Levofloxacin is active againts gram-positive and gram-negative bacteria including anaerobes.
Moreover, levofloxacin has shown antibacterial activity against Chlamydia pneumoniae and Mycoplasma pneumoniae. Levofloxacin is often bactericidal at concentrations equal to or slightly greater than inhibitory concentration.
The main mechanism of action of levofloxacin is through the inhibition of DNA gyrase, a type II topoisomerase. It is resulting in inhibition of bacterial DNA replication and transcription.
Levofloxacin is rapidly and essentially completely absorpsed after oral administration. Peak plasma concentrations are usually attained one to two hours after oral dosing. The absolute bioavailability of a 500 mg oral dose of levofloxacin is approximately 100 %. Food has little effect on the absorption of levofloxacin. The peak and trough plasma concentration attained following multiple once-daily oral 500 mg regimens were approximately 5,7 and 0,5 ug/ml, respectively. The peak and trough concentration attained following multiple once-daily iv 500 mg regimens were approximately 6,4 and 0,6 ug/ml, respectively. Levofloxacin is widely distributed throughout the body in high concentration.
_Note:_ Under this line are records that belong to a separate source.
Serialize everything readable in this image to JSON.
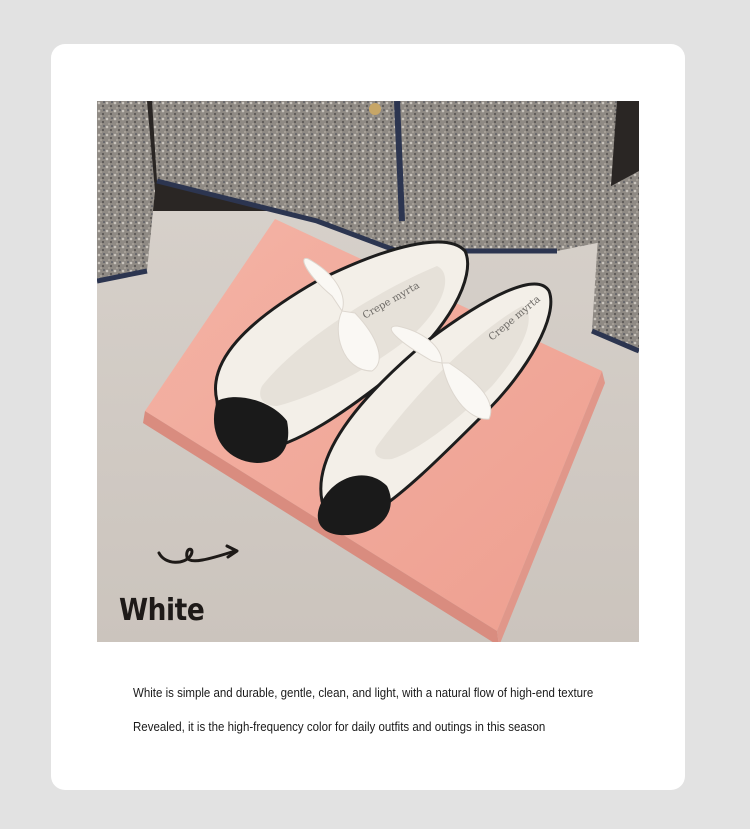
{
  "product": {
    "color_name": "White",
    "box_brand_text": "Crepe myrta",
    "description_lines": [
      "White is simple and durable, gentle, clean, and light, with a natural flow of high-end texture",
      "Revealed, it is the high-frequency color for daily outfits and outings in this season"
    ]
  },
  "colors": {
    "page_background": "#e2e2e2",
    "card_background": "#ffffff",
    "box_pink": "#f2a89a",
    "shoe_white": "#f3efe8",
    "toe_cap_black": "#1a1a1a",
    "tweed_gray": "#8a8580",
    "tweed_trim_navy": "#2c3550"
  },
  "icons": [
    "curly-arrow-icon"
  ]
}
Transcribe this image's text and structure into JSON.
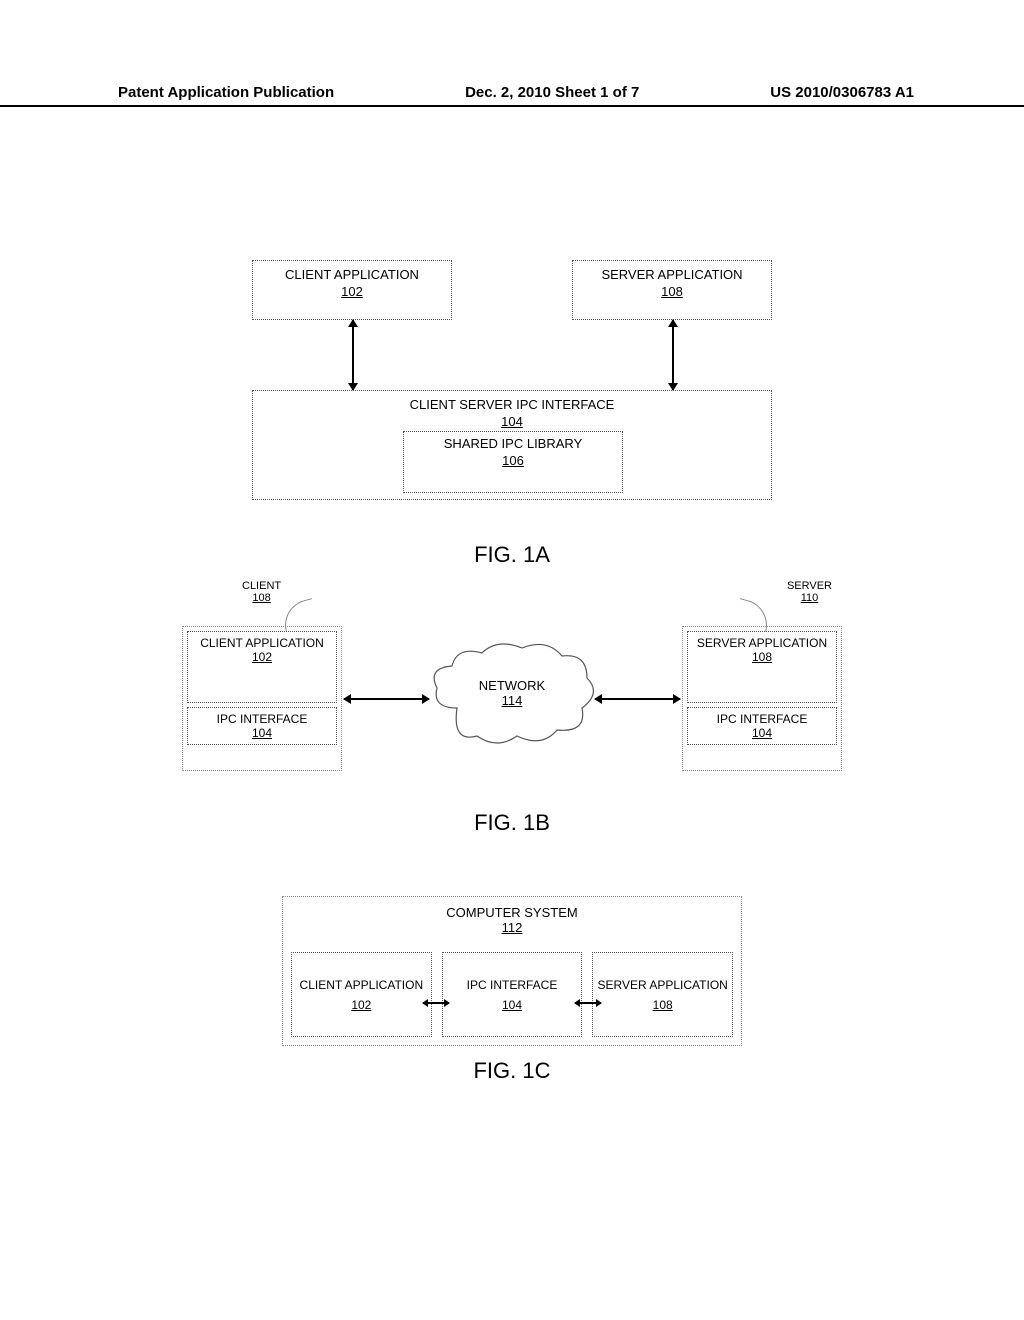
{
  "header": {
    "left": "Patent Application Publication",
    "center": "Dec. 2, 2010  Sheet 1 of 7",
    "right": "US 2010/0306783 A1"
  },
  "fig1a": {
    "label": "FIG. 1A",
    "client": {
      "title": "CLIENT APPLICATION",
      "num": "102"
    },
    "server": {
      "title": "SERVER APPLICATION",
      "num": "108"
    },
    "ipc": {
      "title": "CLIENT SERVER IPC INTERFACE",
      "num": "104"
    },
    "lib": {
      "title": "SHARED IPC LIBRARY",
      "num": "106"
    }
  },
  "fig1b": {
    "label": "FIG. 1B",
    "tag_client": {
      "title": "CLIENT",
      "num": "108"
    },
    "tag_server": {
      "title": "SERVER",
      "num": "110"
    },
    "client_app": {
      "title": "CLIENT APPLICATION",
      "num": "102"
    },
    "client_ipc": {
      "title": "IPC INTERFACE",
      "num": "104"
    },
    "server_app": {
      "title": "SERVER APPLICATION",
      "num": "108"
    },
    "server_ipc": {
      "title": "IPC INTERFACE",
      "num": "104"
    },
    "network": {
      "title": "NETWORK",
      "num": "114"
    }
  },
  "fig1c": {
    "label": "FIG. 1C",
    "system": {
      "title": "COMPUTER SYSTEM",
      "num": "112"
    },
    "client": {
      "title": "CLIENT APPLICATION",
      "num": "102"
    },
    "ipc": {
      "title": "IPC INTERFACE",
      "num": "104"
    },
    "server": {
      "title": "SERVER APPLICATION",
      "num": "108"
    }
  }
}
Levofloxacin also penetrates well into lung tissue. Lung tissue concentrations were generally 2 to 5 fold higher than plasma concentrations and ranged from approximately 2.4 to 11.3 mg/g over a 24 hour period after a single 500 mg oral dose.
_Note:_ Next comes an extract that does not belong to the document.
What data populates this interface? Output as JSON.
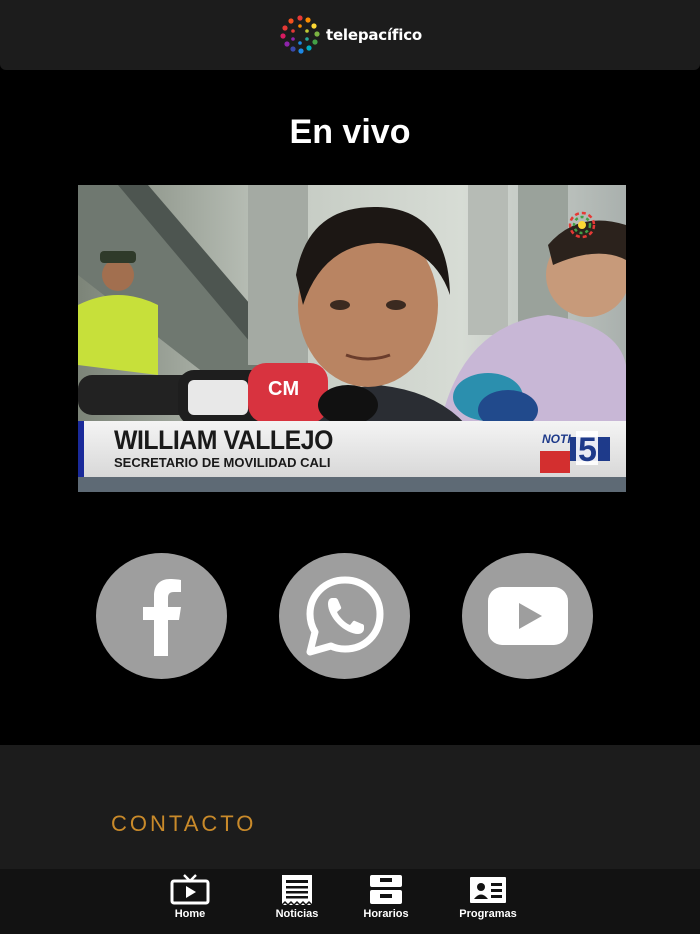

Levofloxacin penetrates rapidly into bronchial mucosa and Epithelial Lung Fluid (ELF) with maximum concentration in bronchial mucosa and epithelial lining fluid after 500 mg per oral were 8,3 ug/g and 10.8 ug/ml, respectively. These were reached approximately one hour after administration.
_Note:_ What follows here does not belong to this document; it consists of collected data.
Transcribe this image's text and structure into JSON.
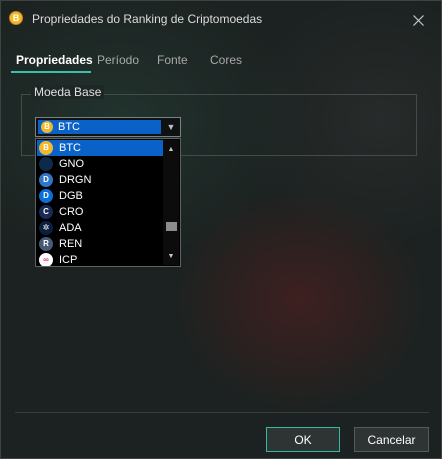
{
  "window": {
    "title": "Propriedades do Ranking de Criptomoedas",
    "app_icon": "bitcoin-app-icon",
    "app_icon_glyph": "B"
  },
  "tabs": [
    {
      "label": "Propriedades",
      "active": true
    },
    {
      "label": "Período",
      "active": false
    },
    {
      "label": "Fonte",
      "active": false
    },
    {
      "label": "Cores",
      "active": false
    }
  ],
  "group": {
    "label": "Moeda Base"
  },
  "combo": {
    "selected": "BTC",
    "selected_icon": "bitcoin-icon"
  },
  "dropdown": {
    "items": [
      {
        "label": "BTC",
        "icon": "bitcoin-icon",
        "color": "#f3b72a",
        "glyph": "B",
        "selected": true
      },
      {
        "label": "GNO",
        "icon": "gnosis-icon",
        "color": "#0d2a4a",
        "glyph": "",
        "selected": false
      },
      {
        "label": "DRGN",
        "icon": "dragonchain-icon",
        "color": "#2f75c9",
        "glyph": "D",
        "selected": false
      },
      {
        "label": "DGB",
        "icon": "digibyte-icon",
        "color": "#0a6fd8",
        "glyph": "D",
        "selected": false
      },
      {
        "label": "CRO",
        "icon": "cronos-icon",
        "color": "#1a2a56",
        "glyph": "C",
        "selected": false
      },
      {
        "label": "ADA",
        "icon": "cardano-icon",
        "color": "#0b1f40",
        "glyph": "✲",
        "selected": false
      },
      {
        "label": "REN",
        "icon": "ren-icon",
        "color": "#465a78",
        "glyph": "R",
        "selected": false
      },
      {
        "label": "ICP",
        "icon": "internet-computer-icon",
        "color": "#ffffff",
        "glyph": "∞",
        "selected": false
      }
    ],
    "scroll_position": 0.78
  },
  "buttons": {
    "ok": "OK",
    "cancel": "Cancelar"
  },
  "colors": {
    "accent": "#39c0a8",
    "selection": "#0a62c9",
    "background": "#1c2221"
  }
}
Levofloxacin is metabolised to a very small extent, the metabolites being desmethyl-levofloxacin and levofloxacin N-oxide. These metabolites account for < 5 % of the dose excreted to urin.
Following oral and intravenous administration of levofloxacin, it is eliminated relatively slowly from the plasma (t½ = 6-8 hours). Excretion is primarily by the renal route (> 85 % of the administered dose).
Clearance of levofloxacin is reduced and plasma elimination half-life is prolonged in patients with impaired renal function (creatinine clearance £ 80 ml/min), requiring dosage adjustment in such patients to avoid accumulation.
The majority of the drug is not metabolized in the body. About 85% of the administered dose is excreted in urine as an unchanged form.
Indication :
Cravit® is indicated in infections with susceptible microorganism, such as Acute maxillary sinusitis, Acute bacterial exacerbations of chronic bronchitis, Community acquired pneumoniae, Complicated skin and skin structure infections, Complicated urinary tract infection, including Acute pyelonephritis.
Cravit® i.v. Only given to the patients who are unable to use the oral form.